Multiple language acquisition and use, particularly in the case of young children, simply doesn't work this way. A lot of these theories have been discredited years ago. There is a lot of evidence for transfer of skills from one language to another. The child who learns to read in one language first will require much less time to get up to speed in reading in another...the skill simply transfers to the new language once basic phonetic information has been acquired. Similarly, children who grow up doing math in one language don't have to re-learn the math (or parts of math) in another as long as they have been exposed to the correct vocabularly. The skills they learned in one language tranfer to the other language as long as the vocabulary is in place. There is evidence that the children with parents who are better educated and speak a more sophisticated version of the home language are more likely to acquire a "better", more sophisticated version of the school language. In other words, good skills in language comprehension and reading at home tend to translate into good skills in language comprehension and reading at school.

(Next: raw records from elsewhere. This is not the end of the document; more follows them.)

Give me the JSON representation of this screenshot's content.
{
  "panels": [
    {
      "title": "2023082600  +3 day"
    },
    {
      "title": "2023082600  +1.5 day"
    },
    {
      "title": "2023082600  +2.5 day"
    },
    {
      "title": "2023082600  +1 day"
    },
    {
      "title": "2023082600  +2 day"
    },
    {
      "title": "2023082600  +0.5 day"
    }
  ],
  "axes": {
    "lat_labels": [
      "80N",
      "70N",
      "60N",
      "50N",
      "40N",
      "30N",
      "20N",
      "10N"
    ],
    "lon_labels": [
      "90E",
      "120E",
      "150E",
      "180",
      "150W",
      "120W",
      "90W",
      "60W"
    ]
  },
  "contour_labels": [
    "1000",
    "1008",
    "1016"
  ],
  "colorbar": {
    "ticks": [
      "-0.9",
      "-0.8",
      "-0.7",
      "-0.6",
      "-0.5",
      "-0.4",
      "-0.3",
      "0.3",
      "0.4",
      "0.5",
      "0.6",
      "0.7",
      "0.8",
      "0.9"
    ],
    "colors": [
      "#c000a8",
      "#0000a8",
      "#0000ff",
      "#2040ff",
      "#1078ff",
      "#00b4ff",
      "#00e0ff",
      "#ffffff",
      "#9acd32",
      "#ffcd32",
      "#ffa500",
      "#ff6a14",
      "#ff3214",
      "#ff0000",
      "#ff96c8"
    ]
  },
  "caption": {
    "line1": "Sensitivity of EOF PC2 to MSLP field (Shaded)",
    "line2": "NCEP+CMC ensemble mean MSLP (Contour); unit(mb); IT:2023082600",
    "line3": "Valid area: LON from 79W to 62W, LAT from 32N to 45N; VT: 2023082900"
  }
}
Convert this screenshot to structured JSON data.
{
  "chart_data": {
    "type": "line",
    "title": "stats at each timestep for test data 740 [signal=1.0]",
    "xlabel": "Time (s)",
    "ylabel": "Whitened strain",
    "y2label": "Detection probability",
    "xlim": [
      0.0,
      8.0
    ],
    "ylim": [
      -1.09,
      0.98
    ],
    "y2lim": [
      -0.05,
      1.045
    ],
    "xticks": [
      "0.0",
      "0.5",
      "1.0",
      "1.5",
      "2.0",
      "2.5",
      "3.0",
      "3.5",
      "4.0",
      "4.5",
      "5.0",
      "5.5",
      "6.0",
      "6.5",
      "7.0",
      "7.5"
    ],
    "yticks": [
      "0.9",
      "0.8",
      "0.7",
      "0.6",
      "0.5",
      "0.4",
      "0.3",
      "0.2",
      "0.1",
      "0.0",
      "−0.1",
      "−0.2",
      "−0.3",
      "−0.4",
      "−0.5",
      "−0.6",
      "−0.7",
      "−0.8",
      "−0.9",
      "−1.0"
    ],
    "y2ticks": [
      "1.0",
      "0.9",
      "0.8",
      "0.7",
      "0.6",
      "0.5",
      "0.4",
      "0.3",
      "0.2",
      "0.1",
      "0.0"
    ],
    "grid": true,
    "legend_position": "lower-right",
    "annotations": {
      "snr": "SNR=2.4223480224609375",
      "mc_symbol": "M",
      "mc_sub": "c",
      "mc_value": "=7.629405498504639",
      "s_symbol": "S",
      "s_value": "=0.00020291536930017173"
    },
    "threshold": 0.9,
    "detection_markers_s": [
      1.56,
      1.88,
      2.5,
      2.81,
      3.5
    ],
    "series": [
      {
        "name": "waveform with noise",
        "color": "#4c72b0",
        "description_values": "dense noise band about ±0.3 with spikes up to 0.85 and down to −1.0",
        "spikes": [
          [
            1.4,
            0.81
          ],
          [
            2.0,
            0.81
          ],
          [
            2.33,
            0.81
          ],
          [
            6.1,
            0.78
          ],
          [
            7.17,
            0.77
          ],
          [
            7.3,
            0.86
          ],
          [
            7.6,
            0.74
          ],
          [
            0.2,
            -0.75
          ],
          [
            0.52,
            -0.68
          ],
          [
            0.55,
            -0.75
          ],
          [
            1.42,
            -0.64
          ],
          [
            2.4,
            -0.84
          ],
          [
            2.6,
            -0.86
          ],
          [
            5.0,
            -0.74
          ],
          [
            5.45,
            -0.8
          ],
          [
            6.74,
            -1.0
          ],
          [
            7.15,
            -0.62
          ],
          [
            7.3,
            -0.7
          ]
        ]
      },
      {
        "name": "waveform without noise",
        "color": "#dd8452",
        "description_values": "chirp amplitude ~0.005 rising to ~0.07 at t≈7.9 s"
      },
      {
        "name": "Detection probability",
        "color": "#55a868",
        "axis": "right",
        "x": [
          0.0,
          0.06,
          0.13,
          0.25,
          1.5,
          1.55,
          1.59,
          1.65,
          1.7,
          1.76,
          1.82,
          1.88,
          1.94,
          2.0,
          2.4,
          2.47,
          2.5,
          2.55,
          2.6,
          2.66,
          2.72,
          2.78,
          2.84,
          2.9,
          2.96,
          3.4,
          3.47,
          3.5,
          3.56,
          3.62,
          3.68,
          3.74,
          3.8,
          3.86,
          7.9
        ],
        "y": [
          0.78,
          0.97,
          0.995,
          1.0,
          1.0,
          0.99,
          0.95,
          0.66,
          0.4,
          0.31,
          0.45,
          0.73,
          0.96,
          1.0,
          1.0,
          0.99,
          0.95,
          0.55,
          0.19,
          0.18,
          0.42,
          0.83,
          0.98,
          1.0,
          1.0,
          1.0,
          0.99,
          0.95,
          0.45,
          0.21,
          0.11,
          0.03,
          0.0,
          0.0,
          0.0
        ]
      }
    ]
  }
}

The case of the Chinese woman is sad but has absolutely nothing to do with "two seperate storage tanks" and everything to do with a lack of vocabularly that she could have chosen to acquire. Sure, it would have been a struggle to learn new words in the beginning, but she could have learned the words needed to carry on that kind of conversation with her parents. If language really worked like this, I would never have been able to acquire proficiency in scientific language in Swedish and German. I studied Biochemistry/Biology entirely in English in the U.S. Nevertheless, I acquired the ability to work on a scientific level in both Swedish and German as an adult. Children growing up with those languages would have even less difficulty transferring their knowledge and skills to the other language regardless of which language they first learned it in.
"The chapter where she talks about language and immigrants is one in which she is trying to point out that "normal people may behave differently in different social contexts but they carry the memories from one context to another. If they learn something in one situation, they do not necessarily make use of it in another." "
In the context of language acquisition, she is simply wrong. There is too much evidence that skills and ideas are regularly transfered between languages. The impression I have is that Harris has a very superficial (and rather out-dated) view of multilingualism. It's probably not a big deal in the context of her book overall, but it does make me inclined to wonder if she has an equally superficial view of other issues discussed in her book.